- Publisher: Fuga System
- Platform: PlayStation
- Release: JP: 1998
- Genre: Role-playing

= Ancient Roman: Power of Dark Side =

1998 video game

Ancient Roman: Power of Dark Side (Note: アンシャントロマン 〜Power of Dark Side〜 (Anshantoroman ~Power of Dark Side~). The katakana used for "Ancient" is non-standard. "Roman" is used in the sense of a heroic romance, not in the sense of the Ancient Roman civilization.) is a 1998 role-playing game released for the PlayStation, exclusively in the Japanese market. The game was published by the company Fuga System. Like many PlayStation games of the era, it uses 3D graphics.

The game received a harshly negative reception from critics upon release. It is mainly known in retrospect as a kusoge game, a game that attracts interest from retro gamers because of its poor quality.

==Plot==
Kai Orpheus (カイ・オルフェアス (Kai Orufeasu)) is kidnapped as a young child by a demon, and forced to grow up as a slave laboring in mines. After he overhears a plan to murder all the enslaved miners, he escapes, and sets out on an adventure.

==Development and release==
The game was produced by Fuga System, known for creating the Amaranth series of dungeon crawlers for the PC-98. Not much is known about the specifics of development, although a common point of speculation is that the designers seemed to be inspired by the extremely popular 1997 PlayStation game Final Fantasy VII, as the game features a loose approximation of its style.

According to 2021 Twitter (now X) posts from Fūga, a former artist at Fuga System, he was the only employee from Fuga System to have significant interaction with Ancient Roman. Most of the work was done by "Nihon System", a separate, recently-created production company (albeit one where Fuga's president, Nobumi Uragi, was an executive). Fūga (the employee) wrote that nobody at the newly-formed Nihon System had ever made a game before, and that Fuga System (the company)'s involvement was not substantial.

Ancient Roman was released on April 23, 1998.

==Reception==
The game received harshly negative reviews on release. Famitsu magazine gave it a 21/40, a very low score.
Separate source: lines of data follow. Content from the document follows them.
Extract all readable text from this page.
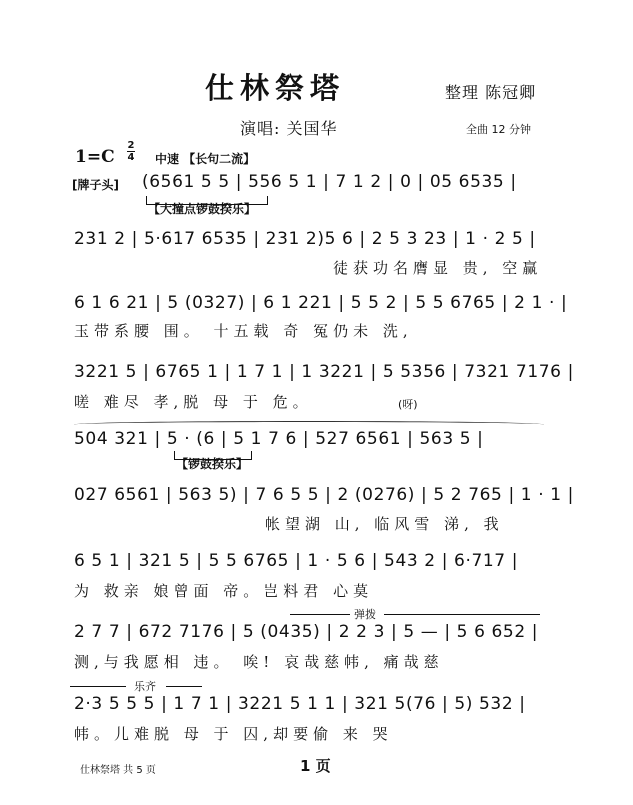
仕林祭塔	整理 陈冠卿
演唱: 关国华	全曲 12 分钟
1=C
2
4 中速 【长句二流】
[牌子头] (6561 5 5 | 556 5 1 | 7 1 2 | 0 | 05 6535 |
【大撞点锣鼓揆乐】
231 2 | 5·617 6535 | 231 2)5 6 | 2 5 3 23 | 1 · 2 5 |
徒获功名膺显 贵, 空赢
6 1 6 21 | 5 (0327) | 6 1 221 | 5 5 2 | 5 5 6765 | 2 1 · |
玉带系腰 围。 十五载 奇 冤仍未 洗,
3221 5 | 6765 1 | 1 7 1 | 1 3221 | 5 5356 | 7321 7176 |
嗟 难尽 孝,脱 母 于 危。	(呀)
504 321 | 5 · (6 | 5 1 7 6 | 527 6561 | 563 5 |
【锣鼓揆乐】
027 6561 | 563 5) | 7 6 5 5 | 2 (0276) | 5 2 765 | 1 · 1 |
帐望湖 山, 临风雪 涕, 我
6 5 1 | 321 5 | 5 5 6765 | 1 · 5 6 | 543 2 | 6·717 |
为 救亲 娘曾面 帝。岂料君 心莫
弹拨
2 7 7 | 672 7176 | 5 (0435) | 2 2 3 | 5 — | 5 6 652 |
测,与我愿相 违。 唉! 哀哉慈帏, 痛哉慈
乐齐
2·3 5 5 5 | 1 7 1 | 3221 5 1 1 | 321 5(76 | 5) 532 |
帏。儿难脱 母 于 囚,却要偷 来 哭
仕林祭塔 共 5 页	1 页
The reviewer criticized the clumsy controls, poor UI, small character figures compared to the pre-rendered backgrounds, and poor game balance. Reviewers at Dengeki PlayStation gave an average score of 47.5/100, and criticized the loading times as too long, the soundtrack as unpleasant, and the poor experience in simply maneuvering around the map. The one thing both reviews praised were the prerendered full-motion video cinematics, which were acknowledged to be good.

Later interest in the game has generally been from aficionados of bad games, called kuso or kusoge games. The game was listed in a 2017 book of PlayStation kuso games, where it noted that the 3D graphics technology the game used was already outdated in 1998. Perhaps due to a lack of budget, the town graphics were always reduced to just one heavily zoomed-out screen, making the character and townspeople too small.

A 2021 retrospective by Kurt Kalata called the game "laughably amateurish" and "hilariously inept" as far as being a Final Fantasy VII follow-up. He granted some minor appeal in the "surreal" 3D battle graphics where the enemies appeared almost like origami, and inexplicably flew into the sky upon defeat. He wrote that the cinematics were more unintentionally humorous than dramatic, and that the battle balance was not good.